Function: load_from_mem_with_mem

Applicability

Product

Supported (√/x)

Atlas A3 training products / Atlas A3 inference products

Atlas A2 training products / Atlas A2 inference products

Atlas training products

Atlas inference products

Atlas 200I/500 A2 inference products

Function Usage

Loads an offline model from memory. The model workspace is managed by the user.

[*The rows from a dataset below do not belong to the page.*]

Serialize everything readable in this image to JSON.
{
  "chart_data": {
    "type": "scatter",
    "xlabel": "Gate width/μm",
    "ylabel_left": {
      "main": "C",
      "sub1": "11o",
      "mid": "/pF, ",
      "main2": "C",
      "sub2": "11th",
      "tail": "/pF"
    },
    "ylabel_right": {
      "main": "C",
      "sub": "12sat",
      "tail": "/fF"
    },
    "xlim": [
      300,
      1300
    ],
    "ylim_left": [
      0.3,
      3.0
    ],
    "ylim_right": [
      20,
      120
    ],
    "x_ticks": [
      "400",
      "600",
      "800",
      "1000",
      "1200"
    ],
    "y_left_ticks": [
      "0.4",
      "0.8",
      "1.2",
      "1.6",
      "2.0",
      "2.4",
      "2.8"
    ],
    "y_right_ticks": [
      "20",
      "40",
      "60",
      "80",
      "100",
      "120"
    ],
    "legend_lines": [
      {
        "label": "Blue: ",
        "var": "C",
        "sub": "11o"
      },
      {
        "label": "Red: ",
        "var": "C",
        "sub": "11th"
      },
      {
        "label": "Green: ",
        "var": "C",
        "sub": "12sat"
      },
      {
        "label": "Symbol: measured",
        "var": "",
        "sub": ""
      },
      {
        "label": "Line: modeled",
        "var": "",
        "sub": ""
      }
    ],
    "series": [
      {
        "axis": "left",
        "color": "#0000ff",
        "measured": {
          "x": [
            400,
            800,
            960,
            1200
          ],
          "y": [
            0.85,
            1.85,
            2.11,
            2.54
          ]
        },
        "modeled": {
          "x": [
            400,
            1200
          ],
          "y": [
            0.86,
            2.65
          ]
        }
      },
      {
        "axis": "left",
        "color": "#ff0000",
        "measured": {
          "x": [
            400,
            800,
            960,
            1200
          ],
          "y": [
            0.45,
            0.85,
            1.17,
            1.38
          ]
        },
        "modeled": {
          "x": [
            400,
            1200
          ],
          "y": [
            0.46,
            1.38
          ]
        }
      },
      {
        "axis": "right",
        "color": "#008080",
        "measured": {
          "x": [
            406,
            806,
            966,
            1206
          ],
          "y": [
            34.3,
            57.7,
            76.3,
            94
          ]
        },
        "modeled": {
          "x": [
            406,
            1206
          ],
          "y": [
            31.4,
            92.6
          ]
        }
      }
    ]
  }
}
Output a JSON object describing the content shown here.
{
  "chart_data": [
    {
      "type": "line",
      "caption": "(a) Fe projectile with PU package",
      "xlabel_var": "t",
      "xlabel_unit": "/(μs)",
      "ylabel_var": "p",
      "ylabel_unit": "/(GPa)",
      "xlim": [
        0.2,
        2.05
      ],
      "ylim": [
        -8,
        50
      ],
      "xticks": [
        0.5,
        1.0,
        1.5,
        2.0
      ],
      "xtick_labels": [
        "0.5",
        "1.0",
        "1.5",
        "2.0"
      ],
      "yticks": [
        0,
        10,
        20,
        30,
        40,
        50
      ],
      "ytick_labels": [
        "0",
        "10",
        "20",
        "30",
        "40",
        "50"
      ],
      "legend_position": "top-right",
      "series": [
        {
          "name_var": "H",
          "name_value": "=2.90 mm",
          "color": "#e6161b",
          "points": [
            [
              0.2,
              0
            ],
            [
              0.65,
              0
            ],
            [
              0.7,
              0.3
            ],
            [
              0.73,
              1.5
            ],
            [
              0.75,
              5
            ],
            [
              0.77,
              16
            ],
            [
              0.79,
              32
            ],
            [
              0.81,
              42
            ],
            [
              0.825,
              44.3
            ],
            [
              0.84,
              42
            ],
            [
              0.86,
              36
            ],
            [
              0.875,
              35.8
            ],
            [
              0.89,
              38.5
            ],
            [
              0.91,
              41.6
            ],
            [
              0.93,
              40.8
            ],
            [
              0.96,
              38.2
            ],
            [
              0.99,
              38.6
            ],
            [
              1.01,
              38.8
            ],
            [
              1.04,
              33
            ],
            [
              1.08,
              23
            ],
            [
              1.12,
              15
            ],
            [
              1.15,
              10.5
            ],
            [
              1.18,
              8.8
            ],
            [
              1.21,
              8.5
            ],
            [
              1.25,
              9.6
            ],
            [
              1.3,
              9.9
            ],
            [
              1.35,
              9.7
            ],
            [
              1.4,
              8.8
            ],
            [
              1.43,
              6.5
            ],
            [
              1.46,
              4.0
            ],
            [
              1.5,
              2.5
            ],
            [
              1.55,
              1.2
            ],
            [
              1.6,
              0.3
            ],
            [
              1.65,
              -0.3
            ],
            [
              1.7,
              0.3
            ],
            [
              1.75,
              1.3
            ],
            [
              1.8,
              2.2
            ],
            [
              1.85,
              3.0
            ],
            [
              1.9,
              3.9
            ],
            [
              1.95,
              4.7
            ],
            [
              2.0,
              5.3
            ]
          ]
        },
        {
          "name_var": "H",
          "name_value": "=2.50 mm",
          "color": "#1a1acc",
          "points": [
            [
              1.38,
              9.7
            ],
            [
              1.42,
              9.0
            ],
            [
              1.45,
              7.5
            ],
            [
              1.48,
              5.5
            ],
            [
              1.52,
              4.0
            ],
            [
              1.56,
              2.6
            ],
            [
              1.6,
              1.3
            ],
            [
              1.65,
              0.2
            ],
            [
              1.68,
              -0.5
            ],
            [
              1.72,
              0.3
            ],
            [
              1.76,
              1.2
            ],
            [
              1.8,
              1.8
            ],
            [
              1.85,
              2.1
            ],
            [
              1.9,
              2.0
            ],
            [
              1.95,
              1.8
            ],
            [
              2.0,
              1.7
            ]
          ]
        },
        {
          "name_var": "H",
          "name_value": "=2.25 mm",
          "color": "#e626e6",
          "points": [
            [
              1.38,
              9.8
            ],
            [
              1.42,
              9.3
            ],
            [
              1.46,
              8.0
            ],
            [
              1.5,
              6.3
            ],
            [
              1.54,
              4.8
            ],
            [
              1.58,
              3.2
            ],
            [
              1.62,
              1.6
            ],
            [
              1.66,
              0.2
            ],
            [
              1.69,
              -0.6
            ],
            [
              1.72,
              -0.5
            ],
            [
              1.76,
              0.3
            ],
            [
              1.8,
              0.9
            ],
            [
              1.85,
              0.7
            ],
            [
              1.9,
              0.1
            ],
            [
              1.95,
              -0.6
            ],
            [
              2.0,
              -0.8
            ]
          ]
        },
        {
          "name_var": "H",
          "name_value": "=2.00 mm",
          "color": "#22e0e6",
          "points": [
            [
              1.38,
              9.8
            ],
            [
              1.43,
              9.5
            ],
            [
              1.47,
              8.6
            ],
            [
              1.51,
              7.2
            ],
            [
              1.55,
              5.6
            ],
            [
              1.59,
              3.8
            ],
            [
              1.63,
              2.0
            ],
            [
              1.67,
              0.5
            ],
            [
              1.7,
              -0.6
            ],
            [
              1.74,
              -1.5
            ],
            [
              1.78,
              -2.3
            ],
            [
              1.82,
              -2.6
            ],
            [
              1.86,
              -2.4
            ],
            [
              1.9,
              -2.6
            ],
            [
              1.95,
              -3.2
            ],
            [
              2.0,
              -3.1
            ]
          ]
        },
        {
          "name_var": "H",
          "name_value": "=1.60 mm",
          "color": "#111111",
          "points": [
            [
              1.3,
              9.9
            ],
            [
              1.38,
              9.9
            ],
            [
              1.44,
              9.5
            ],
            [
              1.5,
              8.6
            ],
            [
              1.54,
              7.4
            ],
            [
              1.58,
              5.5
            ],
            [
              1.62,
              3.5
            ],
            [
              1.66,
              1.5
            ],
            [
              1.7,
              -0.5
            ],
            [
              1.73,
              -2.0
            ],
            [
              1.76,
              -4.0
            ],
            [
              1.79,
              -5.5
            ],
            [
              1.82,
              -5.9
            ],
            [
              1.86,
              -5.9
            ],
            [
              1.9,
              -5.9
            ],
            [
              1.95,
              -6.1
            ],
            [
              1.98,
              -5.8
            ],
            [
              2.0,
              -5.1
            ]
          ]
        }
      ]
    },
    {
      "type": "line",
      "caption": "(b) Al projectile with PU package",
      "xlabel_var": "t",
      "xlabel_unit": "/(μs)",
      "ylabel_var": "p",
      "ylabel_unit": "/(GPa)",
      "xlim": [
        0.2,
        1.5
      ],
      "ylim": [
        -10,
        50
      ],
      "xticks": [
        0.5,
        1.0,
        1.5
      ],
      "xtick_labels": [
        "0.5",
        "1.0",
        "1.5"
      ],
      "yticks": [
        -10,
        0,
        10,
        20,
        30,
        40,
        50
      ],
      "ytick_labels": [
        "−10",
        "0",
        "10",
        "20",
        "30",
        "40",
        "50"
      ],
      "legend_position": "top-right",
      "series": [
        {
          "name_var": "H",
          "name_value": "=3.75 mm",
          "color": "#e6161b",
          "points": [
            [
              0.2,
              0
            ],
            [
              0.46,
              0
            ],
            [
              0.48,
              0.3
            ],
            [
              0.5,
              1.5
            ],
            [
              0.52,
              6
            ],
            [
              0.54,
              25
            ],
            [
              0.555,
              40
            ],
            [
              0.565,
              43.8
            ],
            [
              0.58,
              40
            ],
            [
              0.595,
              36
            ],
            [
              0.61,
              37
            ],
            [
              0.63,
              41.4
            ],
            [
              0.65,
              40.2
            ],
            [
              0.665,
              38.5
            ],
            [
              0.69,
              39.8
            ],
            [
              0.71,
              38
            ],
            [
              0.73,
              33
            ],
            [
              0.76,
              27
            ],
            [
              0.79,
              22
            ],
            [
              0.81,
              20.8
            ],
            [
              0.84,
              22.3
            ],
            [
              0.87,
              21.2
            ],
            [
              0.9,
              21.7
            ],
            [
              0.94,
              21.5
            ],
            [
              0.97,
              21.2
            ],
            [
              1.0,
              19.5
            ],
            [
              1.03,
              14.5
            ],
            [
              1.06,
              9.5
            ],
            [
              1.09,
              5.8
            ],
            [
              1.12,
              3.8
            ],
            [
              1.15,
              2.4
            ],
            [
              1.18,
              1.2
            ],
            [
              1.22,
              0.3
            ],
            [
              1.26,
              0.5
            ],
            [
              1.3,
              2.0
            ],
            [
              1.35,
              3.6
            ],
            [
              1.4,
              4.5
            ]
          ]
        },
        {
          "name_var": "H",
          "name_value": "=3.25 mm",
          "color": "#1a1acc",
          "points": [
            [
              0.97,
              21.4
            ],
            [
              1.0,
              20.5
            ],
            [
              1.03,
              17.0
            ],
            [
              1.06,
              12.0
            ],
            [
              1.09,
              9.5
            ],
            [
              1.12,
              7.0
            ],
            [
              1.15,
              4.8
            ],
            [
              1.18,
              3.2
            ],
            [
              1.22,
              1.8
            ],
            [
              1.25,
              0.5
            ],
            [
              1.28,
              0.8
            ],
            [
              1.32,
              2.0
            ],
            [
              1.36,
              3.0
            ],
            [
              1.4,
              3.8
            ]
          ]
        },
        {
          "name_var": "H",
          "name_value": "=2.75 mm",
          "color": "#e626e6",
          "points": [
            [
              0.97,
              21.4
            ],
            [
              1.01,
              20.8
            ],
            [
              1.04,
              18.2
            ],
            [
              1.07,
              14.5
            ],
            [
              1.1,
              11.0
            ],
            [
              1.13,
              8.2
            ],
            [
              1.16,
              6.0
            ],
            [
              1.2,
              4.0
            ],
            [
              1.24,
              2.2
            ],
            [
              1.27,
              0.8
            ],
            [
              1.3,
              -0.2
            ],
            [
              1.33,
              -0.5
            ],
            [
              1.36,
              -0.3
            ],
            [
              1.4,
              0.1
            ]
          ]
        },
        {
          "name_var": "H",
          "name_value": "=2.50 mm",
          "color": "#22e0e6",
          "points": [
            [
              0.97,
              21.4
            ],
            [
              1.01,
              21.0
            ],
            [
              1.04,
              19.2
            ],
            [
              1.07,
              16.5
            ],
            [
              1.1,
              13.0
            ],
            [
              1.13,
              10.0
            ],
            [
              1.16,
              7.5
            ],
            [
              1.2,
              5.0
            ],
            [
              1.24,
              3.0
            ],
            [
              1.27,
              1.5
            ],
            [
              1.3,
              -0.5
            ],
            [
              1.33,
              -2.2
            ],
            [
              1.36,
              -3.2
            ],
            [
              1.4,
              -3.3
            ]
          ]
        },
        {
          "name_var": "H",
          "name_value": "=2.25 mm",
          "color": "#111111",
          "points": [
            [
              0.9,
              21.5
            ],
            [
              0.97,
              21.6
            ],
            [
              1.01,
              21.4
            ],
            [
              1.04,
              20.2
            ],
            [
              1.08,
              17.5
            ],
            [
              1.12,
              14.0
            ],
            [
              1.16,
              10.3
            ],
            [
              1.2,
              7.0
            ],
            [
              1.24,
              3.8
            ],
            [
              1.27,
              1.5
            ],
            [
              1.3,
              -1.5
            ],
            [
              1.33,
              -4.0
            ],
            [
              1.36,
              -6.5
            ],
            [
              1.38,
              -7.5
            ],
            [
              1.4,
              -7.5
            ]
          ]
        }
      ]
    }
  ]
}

Returns the model ID after the model is loaded. The model ID is used for model identification in subsequent operations.

Prototype

  • C Prototype
    1
    aclError aclmdlLoadFromMemWithMem(const void *model, size_t modelSize, uint32_t *modelId, void *workPtr, size_t workSize, void *weightPtr, size_t weightSize)
    
  • Python Function
    1
    model_id, ret = acl.mdl.load_from_mem_with_mem(model, model_size, work_ptr, work_size, weight_ptr, weight_size)
    

Parameter Description

Parameter

Description

model

Int, memory address of the model.
  • If the app runs on the host, allocate the memory of the host.
  • If the app runs on the device, allocate device memory.
  • Obtain the app running mode by calling acl.rt.get_run_mode.

model_size

Int, model size in bytes.

model_id

Int, model ID generated after the model is loaded.

work_ptr

Int, pointer address of the workspace (for storing model input and output data) required by the model on the device. The memory is managed by the user and cannot be freed during model execution. If 0 is passed for this parameter, the system manages the memory.

NOTE:

In the event where the memory is managed by the user, if multiple models are executed in serial, the models can share a workspace. However, users need to guarantee the serial execution sequence of the models and the workspace size (the same as the total size of the workspaces needed by all the models). Refer to the following description to ensure serial execution:

  • For synchronous model execution, add a lock to ensure that tasks are executed in serial.
  • For asynchronous model execution, use a single stream to ensure that tasks are executed in serial.

work_size

Int, workspace size required for model execution, in bytes. This parameter is invalid when work_ptr is set to 0.

weight_ptr

Int, pointer address of the model weight memory (for storing weight data) on the device. The memory is managed by the user and cannot be freed during model execution. If 0 is passed for weight_ptr, the system manages the memory.

NOTE:

When the user-managed weight memory is used, in multi-thread scenarios, if a model is loaded once in each thread, the weight_ptr sharing mode can be selected because the weight_ptr memory is read-only during inference.

Note that weight_ptr cannot be freed when the sharing is in progress.

weight_size

Int, weight memory size in bytes. This parameter is invalid when weight_ptr is set to 0.

Return Value Description

Return Value

Description

model_id

Int, model ID generated after the model is loaded.

ret

Int, error code: 0 on success; else, failure.

Restrictions

The operations of loading, executing, and unloading a model must be performed in the same context. For details about how to create a context, see acl.rt.set_device and acl.rt.create_context.

Reference

For the API call sequence, see Loading a Model.